Chapter 1 - Introduction

Background

1.1       One of the main challenges for business regulators in Australia is to develop a framework in which banks, commercial landlords and various other businesses deal with customers, consumers and other businesses fairly. There are now both statutory and non-statutory checks designed to provide small business with remedies against unconscionable conduct in their dealings with big business.[1] Still, there is concern that the statutory checks are not operating as well as they should.

1.2       The Trade Practices Act 1974 (TPA) disallows conduct that is, 'in all the circumstances, unconscionable'.[2] However, the term 'unconscionable' is not defined in the Act. The legal interpretation of the term is based on a body of case law enunciated by the High Court and principles from the law of equity.[3] The legal concept of unconscionability comes from equity's idea of conduct which is contrary to what a properly informed conscience would say is right.[4]

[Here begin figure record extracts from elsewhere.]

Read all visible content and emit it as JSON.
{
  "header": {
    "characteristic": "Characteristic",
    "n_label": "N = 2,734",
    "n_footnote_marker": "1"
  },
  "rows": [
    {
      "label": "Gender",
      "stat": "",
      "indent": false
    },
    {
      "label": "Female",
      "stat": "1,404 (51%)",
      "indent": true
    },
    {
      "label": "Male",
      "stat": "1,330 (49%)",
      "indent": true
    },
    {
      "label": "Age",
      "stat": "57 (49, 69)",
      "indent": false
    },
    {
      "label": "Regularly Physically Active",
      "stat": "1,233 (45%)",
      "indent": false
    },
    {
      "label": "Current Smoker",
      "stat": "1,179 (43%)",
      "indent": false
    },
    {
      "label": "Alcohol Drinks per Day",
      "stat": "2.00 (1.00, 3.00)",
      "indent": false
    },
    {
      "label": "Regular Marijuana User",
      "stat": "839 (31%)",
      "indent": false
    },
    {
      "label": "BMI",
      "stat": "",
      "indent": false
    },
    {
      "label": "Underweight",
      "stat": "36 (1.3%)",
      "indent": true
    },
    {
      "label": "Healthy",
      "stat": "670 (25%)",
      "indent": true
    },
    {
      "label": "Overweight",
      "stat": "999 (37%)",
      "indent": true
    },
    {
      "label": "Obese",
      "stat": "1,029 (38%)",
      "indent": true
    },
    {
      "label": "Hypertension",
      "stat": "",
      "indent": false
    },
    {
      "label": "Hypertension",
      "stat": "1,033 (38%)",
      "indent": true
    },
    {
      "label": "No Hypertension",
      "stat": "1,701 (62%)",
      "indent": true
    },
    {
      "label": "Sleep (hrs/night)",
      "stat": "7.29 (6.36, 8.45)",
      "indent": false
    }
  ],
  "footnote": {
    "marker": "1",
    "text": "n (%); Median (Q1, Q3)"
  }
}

1.3       The TPA refers to conduct that is 'unconscionable' in two different contexts. The first is section 51AA which is based on the concept of 'special disadvantage' in the common law of equity. The doctrine of special disadvantage protects individuals who, in seeking to make judgements in their best interests, are disabled by age, infirmity, mental illness or other characteristics.[5] A contract that is formulated under this duress is known as a breach of 'procedural unconscionability'. The second context arises under sections 51AB (relating to consumer transactions) and 51AC (business transactions). These sections were intended to extend the equitable doctrine of unconscionable conduct to include contract terms and the progress of the contract. This is known as 'substantive unconscionability'. It is the courts' interpretation of this broader concept of 'unconscionable' conduct that is the main focus of this inquiry.

1.4        This inquiry was established in response to legislation which amended section 51AC of the TPA to remove the $10 million monetary threshold on unconscionable conduct.[6] South Australian Senator Nick Xenophon moved a second reading amendment 'for an inquiry on the need to develop a clear statutory definition of unconscionable conduct and the scope and content of such a definition'. In so doing, he cited the comments of a leading trade practices law practitioner, Associate Professor Frank Zumbo:

...unless you change the substantive meaning or the substantive flaws in 51AC as they currently exist—that is, a lack of definition of unconscionable conduct in the section itself—removing the cap will not be of any practical assistance.[7]

Conduct of the inquiry

1.1        The committee advertised the inquiry nationally and posted details about the inquiry on its website. In addition, it wrote to selected organisations and relevant statutory authorities advising them of the inquiry and inviting them to make submissions.

1.2        The committee received 31 submissions to the inquiry, 21 of which were made public. The public submissions are listed at Appendix 1, and are available at the Committee's website; https://www.aph.gov.au/Senate/committee/economics_ctte/tpa_unconscionable_08/index.htm.

1.3        A public hearing was held in Sydney on 3 November 2008. The witnesses who appeared are listed in Appendix 2. The committee thanks all those who participated in the inquiry.